At 2:49 AM, Blogger nige said...

The sound wave has an outward overpressure followed by an equal under-pressure phase, giving an outward force and equal-and-opposite inward reaction that allows music to propagate. Nobody hears the force of music on the eardrum (but they ‘hear’ talk about the equation of a sound ‘wave’!). The outward force phase of a sound wave is like the forward thrust of a rocket in air, while the inward force of sound that follows is like the backward thrust of exhaust. ‘String theory’ cranks suppress all evidence of the outward force of an explosion, because its equal inward reaction by the third law of motion in the case of the big bang is the force of gravity, as proved on the
Feynman gravity blog

How about understanding explosions before dealing with the big bang and gravity? Or is real physics too arcane?

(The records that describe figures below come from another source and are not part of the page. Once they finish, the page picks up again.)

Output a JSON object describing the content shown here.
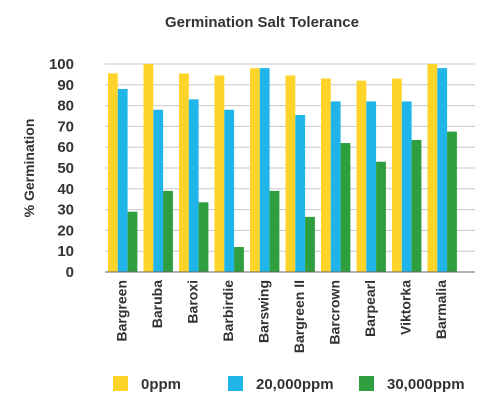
{
  "chart_data": {
    "type": "bar",
    "title": "Germination Salt Tolerance",
    "ylabel": "% Germination",
    "xlabel": "",
    "ylim": [
      0,
      100
    ],
    "yticks": [
      0,
      10,
      20,
      30,
      40,
      50,
      60,
      70,
      80,
      90,
      100
    ],
    "grid": true,
    "legend_position": "bottom",
    "categories": [
      "Bargreen",
      "Baruba",
      "Baroxi",
      "Barbirdie",
      "Barswing",
      "Bargreen II",
      "Barcrown",
      "Barpearl",
      "Viktorka",
      "Barmalia"
    ],
    "series": [
      {
        "name": "0ppm",
        "color": "#FFD42A",
        "values": [
          95.5,
          100,
          95.5,
          94.5,
          98,
          94.5,
          93,
          92,
          93,
          100
        ]
      },
      {
        "name": "20,000ppm",
        "color": "#1FB5E8",
        "values": [
          88,
          78,
          83,
          78,
          98,
          75.5,
          82,
          82,
          82,
          98
        ]
      },
      {
        "name": "30,000ppm",
        "color": "#2E9E3F",
        "values": [
          29,
          39,
          33.5,
          12,
          39,
          26.5,
          62,
          53,
          63.5,
          67.5
        ]
      }
    ]
  }
}
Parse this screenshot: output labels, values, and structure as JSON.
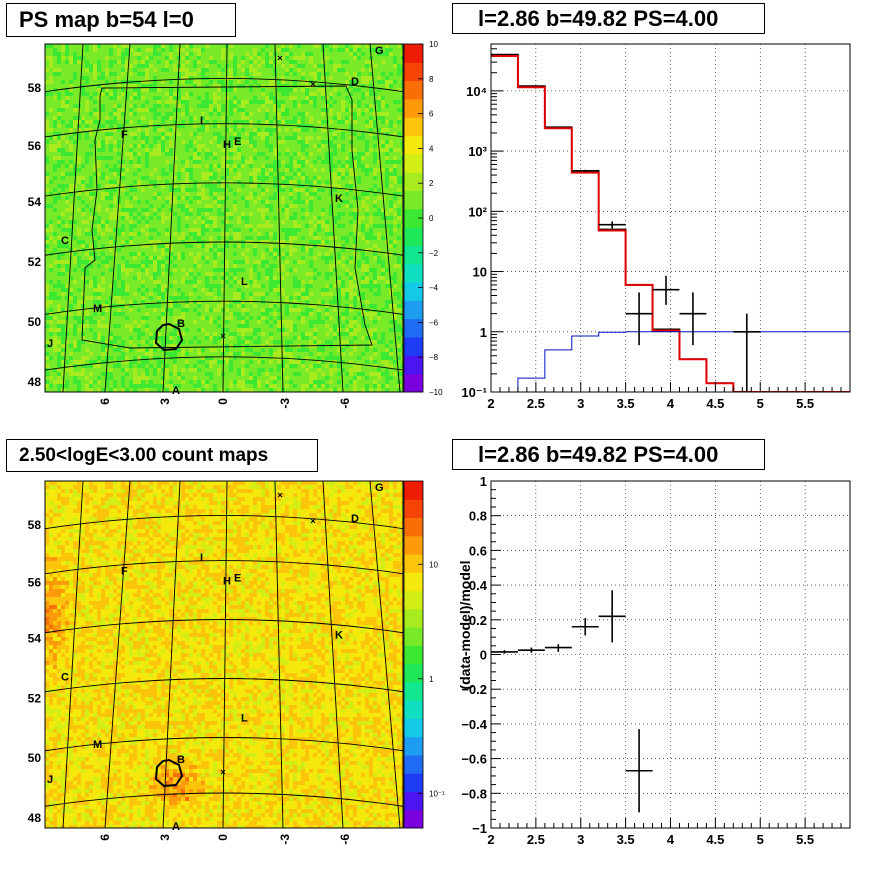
{
  "titles": {
    "ps_map": "PS map b=54 l=0",
    "count_maps": "2.50<logE<3.00 count maps",
    "spectrum": "l=2.86 b=49.82 PS=4.00",
    "residual": "l=2.86 b=49.82 PS=4.00"
  },
  "sky_maps": {
    "lat_labels": [
      "48",
      "50",
      "52",
      "54",
      "56",
      "58"
    ],
    "lon_labels": [
      "6",
      "3",
      "0",
      "-3",
      "-6"
    ],
    "source_labels": [
      "G",
      "D",
      "F",
      "I",
      "H",
      "E",
      "K",
      "C",
      "L",
      "M",
      "B",
      "J",
      "A"
    ]
  },
  "chart_data": [
    {
      "type": "heatmap",
      "id": "ps_map",
      "title": "PS map b=54 l=0",
      "colorbar": {
        "min": -10,
        "max": 10,
        "scale": "linear",
        "tick_labels": [
          "10",
          "8",
          "6",
          "4",
          "2",
          "0",
          "−2",
          "−4",
          "−6",
          "−8",
          "−10"
        ]
      },
      "xlabel": "",
      "ylabel": ""
    },
    {
      "type": "heatmap",
      "id": "count_maps",
      "title": "2.50<logE<3.00 count maps",
      "colorbar": {
        "scale": "log",
        "tick_labels": [
          "10",
          "1",
          "10⁻¹"
        ]
      },
      "xlabel": "",
      "ylabel": ""
    },
    {
      "type": "step",
      "id": "spectrum",
      "title": "l=2.86 b=49.82 PS=4.00",
      "xlim": [
        2,
        6
      ],
      "ylim": [
        0.1,
        60000
      ],
      "yscale": "log",
      "x_ticks": [
        "2",
        "2.5",
        "3",
        "3.5",
        "4",
        "4.5",
        "5",
        "5.5"
      ],
      "y_ticks": [
        "10⁻¹",
        "1",
        "10",
        "10²",
        "10³",
        "10⁴"
      ],
      "bin_edges": [
        2,
        2.3,
        2.6,
        2.9,
        3.2,
        3.5,
        3.8,
        4.1,
        4.4,
        4.7,
        5.0,
        6.0
      ],
      "series": [
        {
          "style": "black-hist",
          "values": [
            40000,
            12000,
            2500,
            470,
            50,
            6,
            1.1,
            0.35,
            0.14,
            0.1,
            0.1
          ]
        },
        {
          "style": "red-model",
          "values": [
            38000,
            11500,
            2400,
            440,
            48,
            6,
            1.05,
            0.35,
            0.14,
            0.1,
            0.1
          ]
        },
        {
          "style": "blue-ps",
          "values": [
            0.1,
            0.17,
            0.5,
            0.85,
            0.98,
            1.0,
            1.0,
            1.0,
            1.0,
            1.0,
            1.0
          ]
        }
      ],
      "data_points": [
        {
          "x": 3.05,
          "xerr": 0.15,
          "y": 470,
          "ylo": 450,
          "yhi": 490
        },
        {
          "x": 3.35,
          "xerr": 0.15,
          "y": 60,
          "ylo": 52,
          "yhi": 68
        },
        {
          "x": 3.65,
          "xerr": 0.15,
          "y": 2,
          "ylo": 0.6,
          "yhi": 4.5
        },
        {
          "x": 3.95,
          "xerr": 0.15,
          "y": 5,
          "ylo": 2.8,
          "yhi": 8.5
        },
        {
          "x": 4.25,
          "xerr": 0.15,
          "y": 2,
          "ylo": 0.6,
          "yhi": 4.5
        },
        {
          "x": 4.85,
          "xerr": 0.15,
          "y": 1,
          "ylo": 0.1,
          "yhi": 2
        }
      ]
    },
    {
      "type": "scatter",
      "id": "residual",
      "title": "l=2.86 b=49.82 PS=4.00",
      "ylabel": "(data-model)/model",
      "xlim": [
        2,
        6
      ],
      "ylim": [
        -1,
        1
      ],
      "x_ticks": [
        "2",
        "2.5",
        "3",
        "3.5",
        "4",
        "4.5",
        "5",
        "5.5"
      ],
      "y_ticks": [
        "1",
        "0.8",
        "0.6",
        "0.4",
        "0.2",
        "0",
        "−0.2",
        "−0.4",
        "−0.6",
        "−0.8",
        "−1"
      ],
      "points": [
        {
          "x": 2.15,
          "xerr": 0.15,
          "y": 0.015,
          "ylo": 0.005,
          "yhi": 0.025
        },
        {
          "x": 2.45,
          "xerr": 0.15,
          "y": 0.025,
          "ylo": 0.01,
          "yhi": 0.04
        },
        {
          "x": 2.75,
          "xerr": 0.15,
          "y": 0.04,
          "ylo": 0.015,
          "yhi": 0.06
        },
        {
          "x": 3.05,
          "xerr": 0.15,
          "y": 0.16,
          "ylo": 0.11,
          "yhi": 0.21
        },
        {
          "x": 3.35,
          "xerr": 0.15,
          "y": 0.22,
          "ylo": 0.07,
          "yhi": 0.37
        },
        {
          "x": 3.65,
          "xerr": 0.15,
          "y": -0.67,
          "ylo": -0.91,
          "yhi": -0.43
        }
      ]
    }
  ]
}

At 2:50 AM, Blogger nige said...

WHOOPS, I mean proved here:

Feynman gravity home page

(This has been updated today, 13 Nov 05)

At 1:13 PM, Blogger Kevin Brunt said...


Consider the diaphragm of a loudspeaker, and the velocity of the gas molecules impinging on it; specifically the component of the velocity perpendicular to the plane of the diaphragm.

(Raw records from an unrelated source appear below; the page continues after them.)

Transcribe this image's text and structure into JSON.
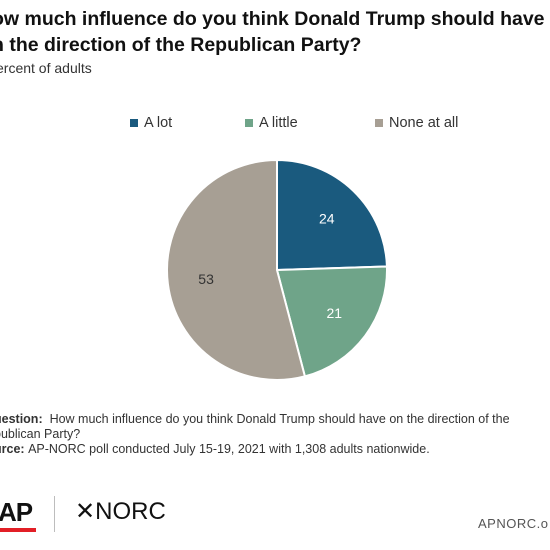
{
  "chart_data": {
    "type": "pie",
    "title": "How much influence do you think Donald Trump should have on the direction of the Republican Party?",
    "title_lines": [
      "ow much influence do you think Donald Trump should have",
      "n the direction of the Republican Party?"
    ],
    "subtitle": "ercent of adults",
    "legend_placement": "top",
    "slices": [
      {
        "label": "A lot",
        "value": 24,
        "color": "#1a5a7e"
      },
      {
        "label": "A little",
        "value": 21,
        "color": "#6fa489"
      },
      {
        "label": "None at all",
        "value": 53,
        "color": "#a79f94"
      }
    ]
  },
  "notes": {
    "question_label": "uestion:",
    "question_line1": "How much influence do you think Donald Trump should have on the direction of the",
    "question_line2": "publican Party?",
    "source_label": "urce:",
    "source_text": "AP-NORC poll conducted July 15-19, 2021 with 1,308 adults nationwide."
  },
  "footer": {
    "ap_logo": "AP",
    "norc_logo": "✕NORC",
    "url": "APNORC.o"
  }
}
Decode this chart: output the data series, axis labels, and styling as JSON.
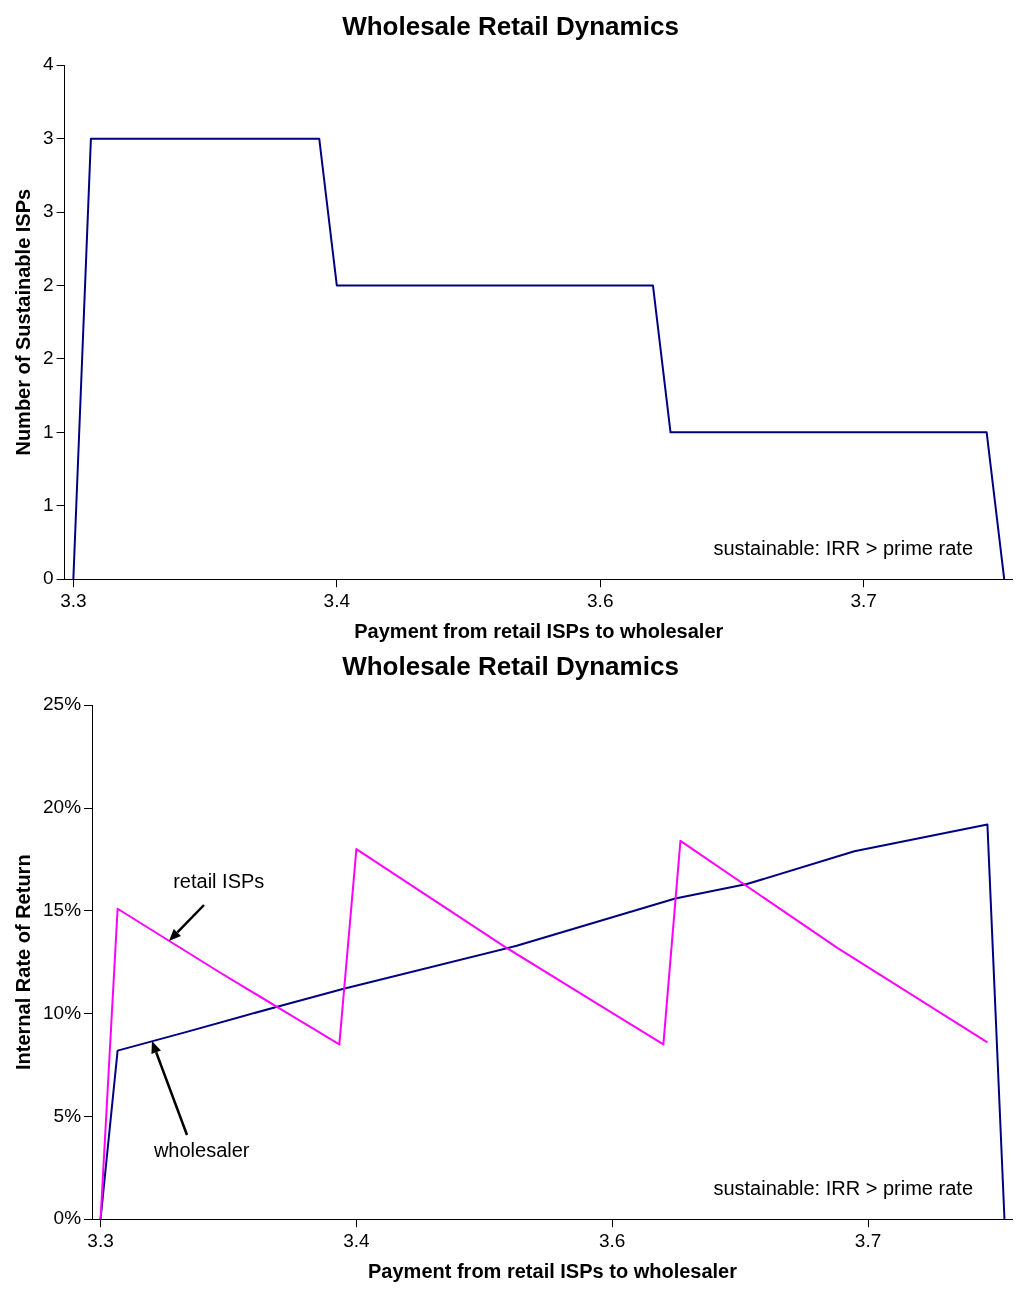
{
  "chart_data": [
    {
      "type": "line",
      "title": "Wholesale Retail Dynamics",
      "xlabel": "Payment from retail ISPs to wholesaler",
      "ylabel": "Number of Sustainable ISPs",
      "annotations": [
        "sustainable: IRR > prime rate"
      ],
      "xlim": [
        3.295,
        3.835
      ],
      "xticks": [
        {
          "value": 3.3,
          "label": "3.3"
        },
        {
          "value": 3.45,
          "label": "3.4"
        },
        {
          "value": 3.6,
          "label": "3.6"
        },
        {
          "value": 3.75,
          "label": "3.7"
        }
      ],
      "ylim": [
        0,
        3.5
      ],
      "yticks": [
        0,
        {
          "value": 0.5,
          "label": "1"
        },
        1,
        {
          "value": 1.5,
          "label": "2"
        },
        2,
        {
          "value": 2.5,
          "label": "3"
        },
        3,
        {
          "value": 3.5,
          "label": "4"
        }
      ],
      "grid": false,
      "legend": false,
      "marker": "none",
      "line_style": "solid",
      "series": [
        {
          "color": "#000080",
          "x": [
            3.3,
            3.31,
            3.44,
            3.45,
            3.63,
            3.64,
            3.82,
            3.83
          ],
          "values": [
            0,
            3,
            3,
            2,
            2,
            1,
            1,
            0
          ]
        }
      ]
    },
    {
      "type": "line",
      "title": "Wholesale Retail Dynamics",
      "xlabel": "Payment from retail ISPs to wholesaler",
      "ylabel": "Internal Rate of Return",
      "annotations": [
        "sustainable: IRR > prime rate"
      ],
      "xlim": [
        3.295,
        3.835
      ],
      "xticks": [
        {
          "value": 3.3,
          "label": "3.3"
        },
        {
          "value": 3.45,
          "label": "3.4"
        },
        {
          "value": 3.6,
          "label": "3.6"
        },
        {
          "value": 3.75,
          "label": "3.7"
        }
      ],
      "ylim": [
        0,
        25
      ],
      "yticks": [
        {
          "value": 0,
          "label": "0%"
        },
        {
          "value": 5,
          "label": "5%"
        },
        {
          "value": 10,
          "label": "10%"
        },
        {
          "value": 15,
          "label": "15%"
        },
        {
          "value": 20,
          "label": "20%"
        },
        {
          "value": 25,
          "label": "25%"
        }
      ],
      "grid": false,
      "legend": false,
      "marker": "none",
      "line_style": "solid",
      "series": [
        {
          "name": "retail ISPs",
          "color": "#ff00ff",
          "x": [
            3.3,
            3.31,
            3.37,
            3.44,
            3.45,
            3.538,
            3.63,
            3.64,
            3.732,
            3.82
          ],
          "values": [
            0,
            15.1,
            12.0,
            8.5,
            18.0,
            13.2,
            8.5,
            18.4,
            13.2,
            8.6
          ]
        },
        {
          "name": "wholesaler",
          "color": "#000080",
          "x": [
            3.3,
            3.31,
            3.35,
            3.402,
            3.442,
            3.544,
            3.637,
            3.679,
            3.742,
            3.82,
            3.83
          ],
          "values": [
            0,
            8.2,
            9.1,
            10.3,
            11.2,
            13.3,
            15.6,
            16.3,
            17.9,
            19.2,
            0
          ]
        }
      ]
    }
  ]
}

With the diaphragm at rest, the molecules bounce off it with their initial velocities reversed - the average velocity of the bounced molecules will be the same as that of the approaching molecules. To reverse the motion of the molecules a force is required. This is exerted by the diaphragm on the molecules. Newton's 3rd Law says that there must be a reaction, which is the force exerted by the molecules on the diaphragm. Equally, you could say that the molecules are exerting the force, and the diaphragm is exerting the the reaction. It is entirely a matter of viewpoint.

Now move the diaphragm forward. Once it has moved and come to a stop the equal approaching and receding velocity situation applies. However, while the diaphragm is moving it imparts additional velocity to the bounced molecules. One way of looking at it is that we have placed a new surface for the molecules to bounce off ahead of the original one, and have dumped the molecules from between the surfaces back in front, having imparted to them a additional velocity away from the surface.

It should be clear that what we have is a volume containing extra molecules moving at an increased velocity. This is an overpressure, and it is clearly moving away from the diapgragm. However, behind this overpressure there is no underpressure - as long as the diaphragm remains in its forward position the equal forward and reverse velocity scenario applies.

It is only when the diaphragm retreats, at which point the bounce velocities are reduced and the extra volume has to be filled, that the pressure is reduced. Thus the underpressure phase is not a direct result of the overpressure phase, but is a result of the cyclic nature of the motion of the diaphragm.

I've omitted the implications of collisions between the molecules moving in opposite directions. In the overpressure phase, the outgoing molecules have more momentum (on average) so that when they collide with inbound molecules, they will (on average) slow them down. This will tend to reduce the inbound velocity somewhat. It is related to the disparity in momentum, so for loudspeakers (where the overpressure is small) and for nuclear fireballs (where the overpressure is enormous) the effect is large. It is a conservation of momentum issue, not a 3rd Law one (except in that there is acceleration, so there is force, so there must be a reaction,) and the inward force does not "follow" the outward one - it is the consequential reduction in the inward velocity that is seen to "follow".

The "outward force" of an explosion is the initial conversion of stored energy into kinetic energy. After that what is "outward" is motion (and momentum, etc.) The forces acting are due to the processes abstracting energy. The "inward force" abstracts the energy; the "outward force" is the 3rd Law reaction delivering the energy.